Fue en una de esas paradas de metro
donde, milagrosamente, Gretel apareció de nuevo. Vi aparecer si inconfundible
figura en galería del andén, me incorporé y me aproximé entre la muchedumbre
agolpada alrededor de las puertas de acceso de los vagones.
Estaba a punto de alcanzarla ella
accedió al vagón, girándose hacia la entrada a la vez que asía su mano a una de
las barras verticales. Al levantar la mirada, sus ojos se encontraron con mis
ojos. Se entabló entre nosotros un diálogo sordo, como si existiera entre
nosotros algún tipo de vínculo, pero entiéndanme bien, como si tuviéramos algún
tipo de relación.
Alargué mi mano como si quisiera tocarla
y, entonces, ella alargó su mano como si quisiera coger mi mano. Las puertas
del vagón estaban a punto de cerrarse, cuando ella mostró entre sus dedos una
nota, un trozo de papel.
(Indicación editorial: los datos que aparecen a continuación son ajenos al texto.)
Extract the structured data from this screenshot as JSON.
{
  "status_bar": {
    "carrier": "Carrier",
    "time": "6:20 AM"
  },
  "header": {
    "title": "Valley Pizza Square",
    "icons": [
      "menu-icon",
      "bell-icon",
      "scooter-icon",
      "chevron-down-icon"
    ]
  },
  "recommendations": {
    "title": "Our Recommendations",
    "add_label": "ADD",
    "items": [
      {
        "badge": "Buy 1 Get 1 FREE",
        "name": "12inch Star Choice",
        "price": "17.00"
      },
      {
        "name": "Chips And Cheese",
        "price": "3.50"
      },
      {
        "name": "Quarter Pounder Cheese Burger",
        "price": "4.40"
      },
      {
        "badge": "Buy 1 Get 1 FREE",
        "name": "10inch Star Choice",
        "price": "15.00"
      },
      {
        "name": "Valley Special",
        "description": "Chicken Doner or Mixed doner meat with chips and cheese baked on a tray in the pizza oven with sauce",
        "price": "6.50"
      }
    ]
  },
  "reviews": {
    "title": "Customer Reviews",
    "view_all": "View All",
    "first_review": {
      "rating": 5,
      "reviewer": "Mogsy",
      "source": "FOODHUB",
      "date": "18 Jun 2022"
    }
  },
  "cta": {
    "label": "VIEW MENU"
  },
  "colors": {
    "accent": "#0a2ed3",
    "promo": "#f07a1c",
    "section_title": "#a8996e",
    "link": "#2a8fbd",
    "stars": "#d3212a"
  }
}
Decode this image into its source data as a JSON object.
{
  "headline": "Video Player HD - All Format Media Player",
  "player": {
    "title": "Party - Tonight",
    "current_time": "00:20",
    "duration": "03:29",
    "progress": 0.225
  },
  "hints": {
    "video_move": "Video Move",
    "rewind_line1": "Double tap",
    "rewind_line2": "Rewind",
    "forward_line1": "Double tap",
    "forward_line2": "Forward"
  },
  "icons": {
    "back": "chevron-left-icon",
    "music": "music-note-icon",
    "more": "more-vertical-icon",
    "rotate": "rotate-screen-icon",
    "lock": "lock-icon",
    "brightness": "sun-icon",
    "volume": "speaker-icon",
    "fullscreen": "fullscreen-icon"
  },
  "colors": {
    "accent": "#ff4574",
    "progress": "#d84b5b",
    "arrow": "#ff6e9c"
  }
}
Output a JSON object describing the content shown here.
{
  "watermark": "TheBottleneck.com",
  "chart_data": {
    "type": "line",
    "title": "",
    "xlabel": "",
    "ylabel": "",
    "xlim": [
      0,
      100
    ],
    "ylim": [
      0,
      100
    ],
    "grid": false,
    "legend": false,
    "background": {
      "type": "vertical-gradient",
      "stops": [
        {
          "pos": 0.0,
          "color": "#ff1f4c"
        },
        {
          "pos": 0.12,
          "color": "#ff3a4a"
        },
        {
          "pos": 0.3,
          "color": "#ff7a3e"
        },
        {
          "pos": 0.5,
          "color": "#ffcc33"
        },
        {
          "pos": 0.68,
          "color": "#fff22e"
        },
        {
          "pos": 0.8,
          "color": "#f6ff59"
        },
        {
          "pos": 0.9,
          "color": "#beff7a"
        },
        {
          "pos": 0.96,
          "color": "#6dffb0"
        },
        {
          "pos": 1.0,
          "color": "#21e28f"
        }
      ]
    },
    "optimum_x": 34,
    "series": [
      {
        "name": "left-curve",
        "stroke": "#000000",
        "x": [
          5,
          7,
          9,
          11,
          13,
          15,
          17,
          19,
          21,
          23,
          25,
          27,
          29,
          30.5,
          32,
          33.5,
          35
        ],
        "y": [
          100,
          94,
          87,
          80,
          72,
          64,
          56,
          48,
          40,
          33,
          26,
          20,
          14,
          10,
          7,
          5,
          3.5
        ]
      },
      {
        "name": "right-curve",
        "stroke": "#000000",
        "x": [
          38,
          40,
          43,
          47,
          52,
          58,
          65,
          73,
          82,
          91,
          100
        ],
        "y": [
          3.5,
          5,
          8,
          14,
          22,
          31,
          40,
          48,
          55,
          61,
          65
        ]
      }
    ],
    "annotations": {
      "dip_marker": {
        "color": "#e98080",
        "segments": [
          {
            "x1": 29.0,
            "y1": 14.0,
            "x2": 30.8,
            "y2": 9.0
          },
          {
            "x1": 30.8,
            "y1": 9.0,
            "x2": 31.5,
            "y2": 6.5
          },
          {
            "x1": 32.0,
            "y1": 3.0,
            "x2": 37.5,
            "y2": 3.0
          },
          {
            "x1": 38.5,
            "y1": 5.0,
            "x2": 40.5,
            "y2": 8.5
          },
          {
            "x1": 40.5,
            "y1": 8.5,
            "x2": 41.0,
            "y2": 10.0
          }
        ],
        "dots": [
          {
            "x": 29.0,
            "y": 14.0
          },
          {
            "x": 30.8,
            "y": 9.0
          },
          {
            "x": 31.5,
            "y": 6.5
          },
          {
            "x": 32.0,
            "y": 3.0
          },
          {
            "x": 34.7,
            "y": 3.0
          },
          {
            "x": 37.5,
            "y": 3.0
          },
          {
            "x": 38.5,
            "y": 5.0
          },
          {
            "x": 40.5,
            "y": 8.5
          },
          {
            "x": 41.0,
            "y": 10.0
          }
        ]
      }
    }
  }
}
Reaccioné en el momento justo para poder recogerlo de
entre sus dedos.
Me quedé paralizado, con la nota entre
mis manos y los ojos fijos en los ojos de Gretel, que desaparecían en el claroscuro
de la boca del túnel. Allí permanecí estático, no sabría decir cuánto tiempo.
Una intensa corriente de aire
recorriendo la galería, preludio de un nuevo tren llegó hasta mí, haciéndome
salir de mi éxtasis.
Miré la nota, doblada en cuatro. Tras
desplegarla pude leer;
“Amor mío, vuelve a casa. Nuestro amor sigue esperándonos”.